Sim, é o "convívio fraterno" do joio e do trigo, do alho com o bugalho e da árvore com a erva daninha que norteia o "espiritismo" brasileiro que põe na conta de Allan Kardec meias-verdades ou ideias mal-interpretadas que o pedagogo francês não defenderia exatamente, embora aparentemente ela venha de livros seus, mas em traduções igrejeiras (como das editoras FEB e IDE).

A prece é apenas uma "porta de emergência" para perigos e dificuldades de última instância. Nem de longe ela deve ser encarada como solução definitiva para as crises humanas. Quando muito, serve apenas para ajudar as pessoas quando os impasses são pesados demais e as ameaças extremamente perigosas e iminentes.

O ato de orar uma prece, portanto, não é um brinquedo a ser feito pelo conforto da fé religiosa, e a realidade mostra que nem sempre ela é eficaz diante de situações bastante complexas, que exigem uma postura mais combativa e não uma aparente misericórdia que soa mais consentimento e conformismo.

Por exemplo, temos um governo composto de gente corrupta, que é o do presidente interino Michel Temer. No seu círculo político de apoio, tivemos pessoas claramente associadas à roubalheira administrativa, como Eduardo Cunha, Aécio Neves (considerado "chato" por cobrar grandes valores em propinas) e até mesmo Jair Bolsonaro.

Seria suficiente apenas recorrermos à prece para pedirmos a esses políticos "pensarem pela humanidade" e "terem um pouco de misericórdia e amor ao próximo"? Será que boas energias da prece bastam para mudar as circunstâncias e transformar políticos indiferentes ao povo em serviçais quase perfeitos da humanidade?

A vida é tão complexa que, em muitos casos, a misericórdia significa "entregar o ouro a bandido" e a prece um recurso inútil para resolver problemas. Isso é desagradável, mas é verdade. Como, por exemplo, num concurso público em que a prece pela aprovação, mesmo diante de sacrifícios de estudo sobrecarregado, não consegue atingir a meta desejada.

Neste caso, fatores diversos como o programa de provas opressivo - como de organizadoras como CESPE - , possíveis fraudes (em muitos concursos, o gabarito chega a ser propositalmente errado em uma média de cinco questões), exigências desnecessárias (como um concurso para Técnico em Comunicação que exige Matemática) e até mesmo fatos da vida particular do candidato complicam a conquista da meta almejada.

Fala-se sobretudo dos equívocos de expressões tão exaltadas pelo "movimento espírita", como "aceitação", "perdão", "abnegação", "desapego" e outras coisas parecidas.
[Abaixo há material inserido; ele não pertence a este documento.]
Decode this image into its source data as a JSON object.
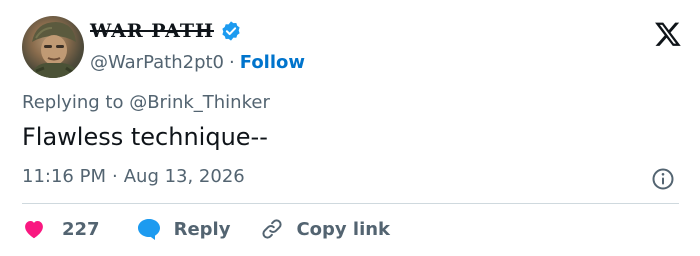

Que se espera pedir desapego a uma religião que prega o apego desesperado e fanático a Chico Xavier?

É certo que temos que parar de buscar privilégios, ceder em desejos que se revelam desnecessários. Só que nessa confusa religião "espírita", as pessoas têm que ceder no que elas precisam enquanto se resignam em ter aquilo que soa mais luxuoso e materialista do que o luxo e o materialismo que os "espíritas" dizem condenar.

"MODERAR" DESEJOS OU DEGRADAR A VIDA?

Por exemplo. Um nerd deseja namorar uma mulher do perfil de Emma Watson, que além de sua beleza deslumbrante demonstra ser bastante culta e interessante para conversar. O nerd a valoriza pelo caráter que ela demonstra e parece bastante real, mas as circunstâncias o impedem até de ter uma equivalente, mesmo fora do meio das celebridades, no seu cotidiano de brasileiro comum.

Para o "espiritismo", desejar Emma Watson é "querer luxo e luxúria", "desejar demais", "apelar para o sensualismo (sic)". Por outro lado, o nerd costuma atrair o assédio das chamadas "periguetes" (mulheres grotescas que se oferecem como brinquedos sexuais).

No entanto, o moralismo "espírita" descreve as "periguetes" como "modestas", vendo apenas a origem "humilde" de várias delas. Segundo essa visão, o fato do nerd atrai-las para a vida amorosa é uma "oportunidade para superar diferenças" e "aprender a simplicidade (sic)" do "amor sem extravagâncias" e da "moderação (?!) dos desejos impulsivos".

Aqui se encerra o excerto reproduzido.